Objectives To observe the protection and its mechanism of Qishenyiqi dripping pills on myocardial infarction.
Methods 50 male SD rats were randomly divided into normal group, model control group, experimental model group, isosorbide dinitrate (ISD) group, Qishen Yiqi (QSYQ) group, 10 rats in each group. Establishment of myocardial infarction models and the model of myocardial infarction with the deficiency of Qi and blood stasis, respectively, with isosorbide dinitrate and Shenqi Yiqi Drop Pill intervention. Cardiac ejection fraction, myocardial infarction and myocardial tissue GSK-3β, TRL4, NF-κB, β-catenin protein and gene expression were observed.

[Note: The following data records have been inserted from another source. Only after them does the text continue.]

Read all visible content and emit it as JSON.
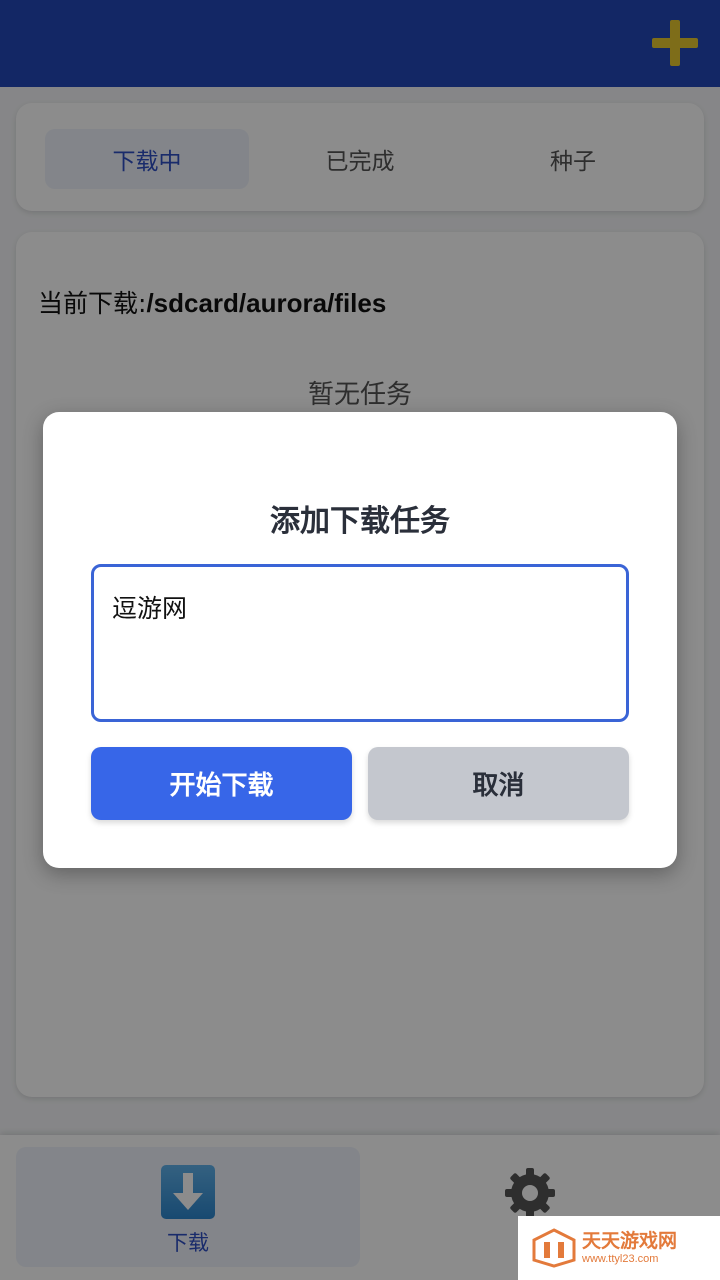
{
  "header": {
    "add_icon": "plus-icon",
    "accent": "#e6c62e",
    "bg": "#2447b8"
  },
  "tabs": [
    {
      "label": "下载中",
      "active": true
    },
    {
      "label": "已完成",
      "active": false
    },
    {
      "label": "种子",
      "active": false
    }
  ],
  "main": {
    "path_label": "当前下载:",
    "path_value": "/sdcard/aurora/files",
    "empty_text": "暂无任务"
  },
  "dialog": {
    "title": "添加下载任务",
    "input_value": "逗游网",
    "start_label": "开始下载",
    "cancel_label": "取消",
    "start_color": "#3766e8",
    "cancel_color": "#c4c7ce"
  },
  "bottom_nav": [
    {
      "label": "下载",
      "icon": "download-icon",
      "active": true
    },
    {
      "label": "设",
      "icon": "gear-icon",
      "active": false
    }
  ],
  "watermark": {
    "cn": "天天游戏网",
    "en": "www.ttyl23.com"
  }
}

Results After NBT staining, myocardial tissue in the normal group were stained purple; there were large grey infarcted region in myocardial tissue of each model group. There were smaller gray infarction area than ISD group and QSYQ group. The ejection fraction (EF) in the model group, significantly lower than the normal group; Qishen Yiqi could improve cardiac function p<0.01). Immunohistochemical results shown, GSK-3 β and of TRL4 protein expression in the normal group was low, the model group were higher than those in normal group p<0.01); isosorbide dinitrate and Shenqi Yiqi Drop Pill could increase GSK-3 β and TRL4 protein expression p<0.01). RT-PCR results show, β-catenin gene expression level was s the highest and NF-κB gene level was lowest in the normal group, β-catenin gene level was lower in the model group than that in normal group and NF-κB gene level was higher than that in normal group p<0.01); Qishen Yiqi Drop Pill could increase β-catenin gene expression and decrease NF-κB gene level (<0.01).
Conclusions The effect of Qishen Yiqi Drop Pill on myocardial protection may be relate to regulation of TRL4/NF-κB, GSK-3β/β-Catenin pathway.